Natale took on the role of Director of Localization at IDC on January 20, 2020. He joined the multimedia service provider after having spent two years in a similar post at Prime Focus Technologies, and film distribution giant Deluxe the decade prior. He reports to IDC President and CEO Marcy Gilbert.
All project management, language services, translator recruitment, and quality control roles within IDC’s Localization and Accessibility Services report to Natale. He is also responsible for “relationships across the localization value chain.”
As New York enters its third week of lockdown, Natale said, “The virtual events and spaces we foster include some focused on our work, which is pretty standard, but also others dedicated to more fundamental personal and social needs. This is supplemented by our ability to maintain good, regular pay, and generous sick leave policies.”
According to Natale, “We understand that all our people have different circumstances when working from home, doing what they need to do to keep themselves and their families safe, whether it be homeschooling or taking care of sick family members. So, we provide flexible working hours to support the diverse needs of each individual in our workforce and value chain in New York, Los Angeles, and around the world.”
Nicolás Fontana – Comunica
“All are allowed to work from home. They are provided with laptops and all hardware and software needed to perform their daily tasks.
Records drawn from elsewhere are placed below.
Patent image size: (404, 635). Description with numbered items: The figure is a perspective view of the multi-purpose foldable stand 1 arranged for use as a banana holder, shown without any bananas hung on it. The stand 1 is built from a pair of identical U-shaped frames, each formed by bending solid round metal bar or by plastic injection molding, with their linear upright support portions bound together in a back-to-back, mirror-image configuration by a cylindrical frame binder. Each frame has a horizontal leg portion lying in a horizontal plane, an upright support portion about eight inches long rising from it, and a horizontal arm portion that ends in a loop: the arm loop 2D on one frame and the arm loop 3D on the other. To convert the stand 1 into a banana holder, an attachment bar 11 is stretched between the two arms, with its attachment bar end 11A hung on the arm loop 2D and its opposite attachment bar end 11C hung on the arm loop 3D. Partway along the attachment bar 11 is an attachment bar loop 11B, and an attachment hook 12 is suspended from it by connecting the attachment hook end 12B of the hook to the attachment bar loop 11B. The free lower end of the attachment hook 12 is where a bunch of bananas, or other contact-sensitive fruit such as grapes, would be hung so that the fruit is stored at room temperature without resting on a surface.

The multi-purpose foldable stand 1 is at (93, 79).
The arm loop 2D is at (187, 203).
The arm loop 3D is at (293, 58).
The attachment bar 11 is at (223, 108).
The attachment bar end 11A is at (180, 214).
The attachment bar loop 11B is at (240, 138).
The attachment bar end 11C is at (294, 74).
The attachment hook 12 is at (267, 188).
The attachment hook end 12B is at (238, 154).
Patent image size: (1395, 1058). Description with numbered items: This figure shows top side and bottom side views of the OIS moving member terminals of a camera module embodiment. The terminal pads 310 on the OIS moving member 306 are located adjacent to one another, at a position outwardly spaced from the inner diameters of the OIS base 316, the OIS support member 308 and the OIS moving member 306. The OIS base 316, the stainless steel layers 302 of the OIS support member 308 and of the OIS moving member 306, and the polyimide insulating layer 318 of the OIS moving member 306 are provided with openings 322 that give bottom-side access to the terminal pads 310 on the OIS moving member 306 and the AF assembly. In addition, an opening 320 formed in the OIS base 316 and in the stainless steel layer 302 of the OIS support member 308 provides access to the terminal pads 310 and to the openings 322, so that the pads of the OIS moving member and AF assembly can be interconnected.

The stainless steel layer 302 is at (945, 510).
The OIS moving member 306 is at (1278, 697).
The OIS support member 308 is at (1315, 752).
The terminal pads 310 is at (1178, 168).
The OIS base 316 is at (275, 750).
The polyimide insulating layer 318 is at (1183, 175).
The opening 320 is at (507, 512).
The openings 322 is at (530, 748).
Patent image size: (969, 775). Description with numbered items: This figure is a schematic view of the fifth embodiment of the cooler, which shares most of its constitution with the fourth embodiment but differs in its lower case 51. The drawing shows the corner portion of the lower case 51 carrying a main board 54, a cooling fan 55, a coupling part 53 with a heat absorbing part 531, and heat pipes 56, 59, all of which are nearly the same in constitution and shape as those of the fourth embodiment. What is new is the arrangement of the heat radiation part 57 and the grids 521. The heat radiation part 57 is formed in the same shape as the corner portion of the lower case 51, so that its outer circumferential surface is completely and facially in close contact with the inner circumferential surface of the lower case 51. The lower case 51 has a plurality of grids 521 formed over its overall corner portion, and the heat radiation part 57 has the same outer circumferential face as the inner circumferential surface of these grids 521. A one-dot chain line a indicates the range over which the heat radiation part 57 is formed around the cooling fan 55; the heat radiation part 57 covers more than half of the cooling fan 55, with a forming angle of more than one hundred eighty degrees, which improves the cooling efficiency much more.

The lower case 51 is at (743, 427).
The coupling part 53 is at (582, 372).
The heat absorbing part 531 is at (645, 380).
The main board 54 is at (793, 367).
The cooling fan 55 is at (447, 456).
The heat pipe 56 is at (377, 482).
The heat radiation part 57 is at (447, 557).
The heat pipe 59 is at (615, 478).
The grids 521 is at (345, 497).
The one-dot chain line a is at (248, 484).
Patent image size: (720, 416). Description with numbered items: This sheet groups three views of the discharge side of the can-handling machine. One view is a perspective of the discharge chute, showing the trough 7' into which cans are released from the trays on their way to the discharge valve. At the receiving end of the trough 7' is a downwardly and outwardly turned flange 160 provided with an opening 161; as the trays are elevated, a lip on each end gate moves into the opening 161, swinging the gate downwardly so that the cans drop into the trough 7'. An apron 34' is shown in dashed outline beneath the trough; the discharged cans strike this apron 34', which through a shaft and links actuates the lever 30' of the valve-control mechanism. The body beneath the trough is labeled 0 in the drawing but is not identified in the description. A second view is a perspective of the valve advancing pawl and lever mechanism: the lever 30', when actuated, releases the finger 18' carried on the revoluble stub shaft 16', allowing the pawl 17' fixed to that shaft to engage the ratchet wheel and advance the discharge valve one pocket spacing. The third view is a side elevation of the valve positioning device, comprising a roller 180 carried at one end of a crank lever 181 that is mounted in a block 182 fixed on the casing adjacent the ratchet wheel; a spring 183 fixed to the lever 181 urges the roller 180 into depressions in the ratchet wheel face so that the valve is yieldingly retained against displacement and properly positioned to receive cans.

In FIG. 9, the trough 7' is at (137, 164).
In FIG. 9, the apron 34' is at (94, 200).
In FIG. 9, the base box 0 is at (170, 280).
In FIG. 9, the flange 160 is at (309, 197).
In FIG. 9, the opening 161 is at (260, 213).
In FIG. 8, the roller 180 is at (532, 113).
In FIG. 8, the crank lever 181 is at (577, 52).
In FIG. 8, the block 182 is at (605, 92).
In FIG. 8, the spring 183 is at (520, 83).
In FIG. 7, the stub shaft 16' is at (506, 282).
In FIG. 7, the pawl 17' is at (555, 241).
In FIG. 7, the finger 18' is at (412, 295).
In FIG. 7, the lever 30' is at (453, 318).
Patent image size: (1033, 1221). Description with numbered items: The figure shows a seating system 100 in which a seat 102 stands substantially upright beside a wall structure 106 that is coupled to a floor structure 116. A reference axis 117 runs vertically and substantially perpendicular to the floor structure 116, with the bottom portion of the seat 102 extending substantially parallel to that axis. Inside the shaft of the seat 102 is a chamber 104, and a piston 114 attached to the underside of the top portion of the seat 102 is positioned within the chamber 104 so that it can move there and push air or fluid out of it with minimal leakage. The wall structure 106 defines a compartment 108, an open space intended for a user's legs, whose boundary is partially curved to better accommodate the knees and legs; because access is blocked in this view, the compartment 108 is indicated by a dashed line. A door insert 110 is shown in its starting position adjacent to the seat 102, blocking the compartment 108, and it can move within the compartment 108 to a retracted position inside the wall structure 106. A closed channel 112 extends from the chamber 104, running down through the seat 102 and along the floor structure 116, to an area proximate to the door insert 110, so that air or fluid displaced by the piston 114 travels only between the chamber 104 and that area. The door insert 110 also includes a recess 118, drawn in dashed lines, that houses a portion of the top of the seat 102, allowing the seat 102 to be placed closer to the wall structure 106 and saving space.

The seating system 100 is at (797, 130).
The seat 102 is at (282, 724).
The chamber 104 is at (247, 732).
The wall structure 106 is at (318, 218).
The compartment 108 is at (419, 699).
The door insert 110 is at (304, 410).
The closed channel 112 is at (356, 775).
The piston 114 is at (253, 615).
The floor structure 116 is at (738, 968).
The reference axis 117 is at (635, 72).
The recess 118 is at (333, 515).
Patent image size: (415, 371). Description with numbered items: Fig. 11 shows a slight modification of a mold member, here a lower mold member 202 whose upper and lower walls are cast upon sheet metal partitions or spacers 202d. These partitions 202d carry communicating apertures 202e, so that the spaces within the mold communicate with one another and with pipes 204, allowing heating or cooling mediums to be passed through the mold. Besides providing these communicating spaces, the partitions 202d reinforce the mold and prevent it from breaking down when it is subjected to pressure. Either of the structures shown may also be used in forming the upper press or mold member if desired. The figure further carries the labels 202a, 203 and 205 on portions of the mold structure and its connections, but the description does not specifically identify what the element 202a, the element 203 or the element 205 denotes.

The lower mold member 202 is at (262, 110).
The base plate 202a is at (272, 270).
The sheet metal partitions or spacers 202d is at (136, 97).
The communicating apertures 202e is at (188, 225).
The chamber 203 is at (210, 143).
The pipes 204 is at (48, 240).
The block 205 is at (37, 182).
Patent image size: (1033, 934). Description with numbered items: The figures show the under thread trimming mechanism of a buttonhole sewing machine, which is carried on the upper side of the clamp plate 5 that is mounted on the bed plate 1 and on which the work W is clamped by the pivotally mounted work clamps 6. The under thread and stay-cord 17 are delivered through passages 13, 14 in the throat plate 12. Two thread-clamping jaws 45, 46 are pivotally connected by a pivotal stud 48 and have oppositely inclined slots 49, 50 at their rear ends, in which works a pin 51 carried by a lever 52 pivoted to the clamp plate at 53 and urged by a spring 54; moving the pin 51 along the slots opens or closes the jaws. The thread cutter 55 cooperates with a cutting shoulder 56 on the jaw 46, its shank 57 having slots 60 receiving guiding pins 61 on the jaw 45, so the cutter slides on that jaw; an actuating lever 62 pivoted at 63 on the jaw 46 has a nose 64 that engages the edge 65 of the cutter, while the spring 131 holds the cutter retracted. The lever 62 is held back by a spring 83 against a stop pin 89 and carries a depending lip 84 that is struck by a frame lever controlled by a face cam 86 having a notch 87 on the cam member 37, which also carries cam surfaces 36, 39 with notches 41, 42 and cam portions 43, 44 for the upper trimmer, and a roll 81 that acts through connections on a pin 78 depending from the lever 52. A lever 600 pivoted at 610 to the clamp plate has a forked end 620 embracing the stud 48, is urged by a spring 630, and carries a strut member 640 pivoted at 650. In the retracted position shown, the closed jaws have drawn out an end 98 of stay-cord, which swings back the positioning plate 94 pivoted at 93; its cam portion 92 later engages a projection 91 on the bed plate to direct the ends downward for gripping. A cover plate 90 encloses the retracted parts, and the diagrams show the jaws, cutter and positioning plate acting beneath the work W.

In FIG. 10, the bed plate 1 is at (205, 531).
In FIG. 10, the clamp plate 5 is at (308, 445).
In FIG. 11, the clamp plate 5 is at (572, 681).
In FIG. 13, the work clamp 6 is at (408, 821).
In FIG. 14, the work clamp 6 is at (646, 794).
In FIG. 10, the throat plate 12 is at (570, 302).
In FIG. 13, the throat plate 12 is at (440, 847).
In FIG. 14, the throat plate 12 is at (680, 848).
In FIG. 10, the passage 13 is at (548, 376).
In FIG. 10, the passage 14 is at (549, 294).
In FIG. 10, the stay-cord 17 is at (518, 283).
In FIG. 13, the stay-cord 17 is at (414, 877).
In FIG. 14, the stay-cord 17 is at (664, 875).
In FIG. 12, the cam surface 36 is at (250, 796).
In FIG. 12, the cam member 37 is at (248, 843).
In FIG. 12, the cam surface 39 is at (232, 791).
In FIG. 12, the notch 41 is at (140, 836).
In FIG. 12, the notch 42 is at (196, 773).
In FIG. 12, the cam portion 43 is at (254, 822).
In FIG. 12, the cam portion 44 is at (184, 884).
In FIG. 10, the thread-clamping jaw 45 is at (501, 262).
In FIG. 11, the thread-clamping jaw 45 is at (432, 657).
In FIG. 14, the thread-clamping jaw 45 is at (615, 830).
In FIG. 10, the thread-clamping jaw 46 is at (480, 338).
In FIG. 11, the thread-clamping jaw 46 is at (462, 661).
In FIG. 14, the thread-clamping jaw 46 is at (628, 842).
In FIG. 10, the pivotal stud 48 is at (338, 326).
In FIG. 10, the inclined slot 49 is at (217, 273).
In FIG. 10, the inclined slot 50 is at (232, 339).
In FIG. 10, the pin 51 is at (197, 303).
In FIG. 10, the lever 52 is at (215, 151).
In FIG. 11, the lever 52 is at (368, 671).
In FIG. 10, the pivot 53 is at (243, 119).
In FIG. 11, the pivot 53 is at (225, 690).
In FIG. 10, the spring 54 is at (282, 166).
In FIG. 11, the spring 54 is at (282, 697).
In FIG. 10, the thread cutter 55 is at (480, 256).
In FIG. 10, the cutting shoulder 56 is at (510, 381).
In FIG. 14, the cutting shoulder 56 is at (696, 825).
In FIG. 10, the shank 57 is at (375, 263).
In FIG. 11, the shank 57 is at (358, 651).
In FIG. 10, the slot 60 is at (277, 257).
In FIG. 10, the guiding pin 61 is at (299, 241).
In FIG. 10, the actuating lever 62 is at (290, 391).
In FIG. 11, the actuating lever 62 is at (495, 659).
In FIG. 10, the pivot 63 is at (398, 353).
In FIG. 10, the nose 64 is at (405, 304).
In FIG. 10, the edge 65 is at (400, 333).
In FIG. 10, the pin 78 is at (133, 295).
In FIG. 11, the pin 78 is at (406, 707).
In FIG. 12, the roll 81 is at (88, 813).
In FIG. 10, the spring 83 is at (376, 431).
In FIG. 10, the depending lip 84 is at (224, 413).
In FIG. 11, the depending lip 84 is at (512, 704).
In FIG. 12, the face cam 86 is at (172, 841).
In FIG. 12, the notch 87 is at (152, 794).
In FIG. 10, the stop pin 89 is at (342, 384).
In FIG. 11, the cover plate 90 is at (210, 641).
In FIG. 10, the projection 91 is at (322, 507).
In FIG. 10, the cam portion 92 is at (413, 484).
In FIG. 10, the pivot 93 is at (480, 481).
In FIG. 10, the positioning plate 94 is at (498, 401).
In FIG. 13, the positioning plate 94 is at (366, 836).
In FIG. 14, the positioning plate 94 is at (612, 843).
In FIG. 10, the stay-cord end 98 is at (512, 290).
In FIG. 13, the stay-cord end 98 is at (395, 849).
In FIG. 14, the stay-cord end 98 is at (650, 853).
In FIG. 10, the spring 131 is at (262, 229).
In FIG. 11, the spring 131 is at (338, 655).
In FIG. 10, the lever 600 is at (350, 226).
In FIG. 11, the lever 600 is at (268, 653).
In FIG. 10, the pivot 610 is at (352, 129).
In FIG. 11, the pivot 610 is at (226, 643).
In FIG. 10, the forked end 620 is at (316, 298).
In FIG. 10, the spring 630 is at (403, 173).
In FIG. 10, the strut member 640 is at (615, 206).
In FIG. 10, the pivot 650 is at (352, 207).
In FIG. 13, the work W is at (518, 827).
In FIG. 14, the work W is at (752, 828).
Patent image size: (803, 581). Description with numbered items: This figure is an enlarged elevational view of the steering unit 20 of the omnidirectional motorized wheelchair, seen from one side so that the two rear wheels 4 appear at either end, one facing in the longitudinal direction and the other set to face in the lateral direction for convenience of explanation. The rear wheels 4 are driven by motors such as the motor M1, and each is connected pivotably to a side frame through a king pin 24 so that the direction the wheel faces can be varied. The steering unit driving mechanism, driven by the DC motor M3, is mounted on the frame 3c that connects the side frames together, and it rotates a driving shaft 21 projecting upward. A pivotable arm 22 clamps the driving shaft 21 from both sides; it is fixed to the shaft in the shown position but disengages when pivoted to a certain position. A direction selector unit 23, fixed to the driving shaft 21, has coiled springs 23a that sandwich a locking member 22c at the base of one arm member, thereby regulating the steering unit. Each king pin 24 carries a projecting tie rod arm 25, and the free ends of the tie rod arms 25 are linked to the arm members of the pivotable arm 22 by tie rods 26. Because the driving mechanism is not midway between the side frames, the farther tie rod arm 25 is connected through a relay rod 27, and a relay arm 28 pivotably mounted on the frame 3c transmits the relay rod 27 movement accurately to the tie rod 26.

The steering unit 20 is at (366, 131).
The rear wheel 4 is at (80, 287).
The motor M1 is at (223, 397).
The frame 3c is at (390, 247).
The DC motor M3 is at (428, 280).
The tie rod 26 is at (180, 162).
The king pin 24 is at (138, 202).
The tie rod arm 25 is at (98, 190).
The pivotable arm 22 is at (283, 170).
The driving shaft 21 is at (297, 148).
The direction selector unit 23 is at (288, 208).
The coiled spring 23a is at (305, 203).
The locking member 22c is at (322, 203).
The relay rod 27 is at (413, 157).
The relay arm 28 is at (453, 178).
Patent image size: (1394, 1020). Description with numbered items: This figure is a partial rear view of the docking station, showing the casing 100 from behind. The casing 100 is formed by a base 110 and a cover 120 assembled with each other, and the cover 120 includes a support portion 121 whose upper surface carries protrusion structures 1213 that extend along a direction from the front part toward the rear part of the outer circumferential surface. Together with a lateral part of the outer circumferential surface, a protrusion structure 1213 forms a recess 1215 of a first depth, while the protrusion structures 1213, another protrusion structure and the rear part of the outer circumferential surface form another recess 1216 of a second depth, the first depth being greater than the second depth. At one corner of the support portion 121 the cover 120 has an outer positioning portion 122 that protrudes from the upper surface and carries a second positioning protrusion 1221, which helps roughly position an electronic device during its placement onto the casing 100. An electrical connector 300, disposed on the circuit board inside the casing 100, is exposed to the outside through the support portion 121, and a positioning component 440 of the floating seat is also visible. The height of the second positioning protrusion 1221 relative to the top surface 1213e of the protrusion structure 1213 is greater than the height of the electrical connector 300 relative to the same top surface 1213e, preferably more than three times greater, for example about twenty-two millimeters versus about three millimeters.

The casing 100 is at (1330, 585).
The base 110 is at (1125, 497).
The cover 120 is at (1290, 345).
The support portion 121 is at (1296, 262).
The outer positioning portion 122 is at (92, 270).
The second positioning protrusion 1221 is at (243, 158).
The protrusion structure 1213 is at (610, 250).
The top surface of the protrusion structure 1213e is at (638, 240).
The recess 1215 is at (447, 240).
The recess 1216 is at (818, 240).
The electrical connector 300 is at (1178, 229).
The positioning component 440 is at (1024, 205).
The company is also providing portable Internet devices to those who are unable to have a proper connection,” said Nicolás Fontana about how they are dealing with the lockdown in Spain.
On March 3, 2020, Fontana joined Spain-based LSP Comunica as Sales and Vendor Manager. He reports to Managing Director Tina Julsgaard and is based in Fuengirola, Málaga. Fontana said his main responsibilities include overseeing freelance translators and finding new clients.
They were “fully prepared to have all workers and roles working remotely, home-based,” so the current situation “is not affecting my position metrics.” And while there could be some impact on client-generation, Fontana is looking to other ways to contact people other than attending conferences and events.
Aside from LinkedIn, Fontana said they also use Slack and GoToMeeting, and “a WhatsApp group to support everyone in Comunica´s family, by sharing news, medical information, and advice on how to handle the lockdown with kids, and pets.”
He said that “for those alone, we provide support, and organize calls and chats to keep the spirit up almost 24/7. Payments are guaranteed and there won’t be any reduction as the workflow is not affected, so far.”
Fontana added that they are now working on a long-term contingency plan just in case the lockdown drags on for two months or more.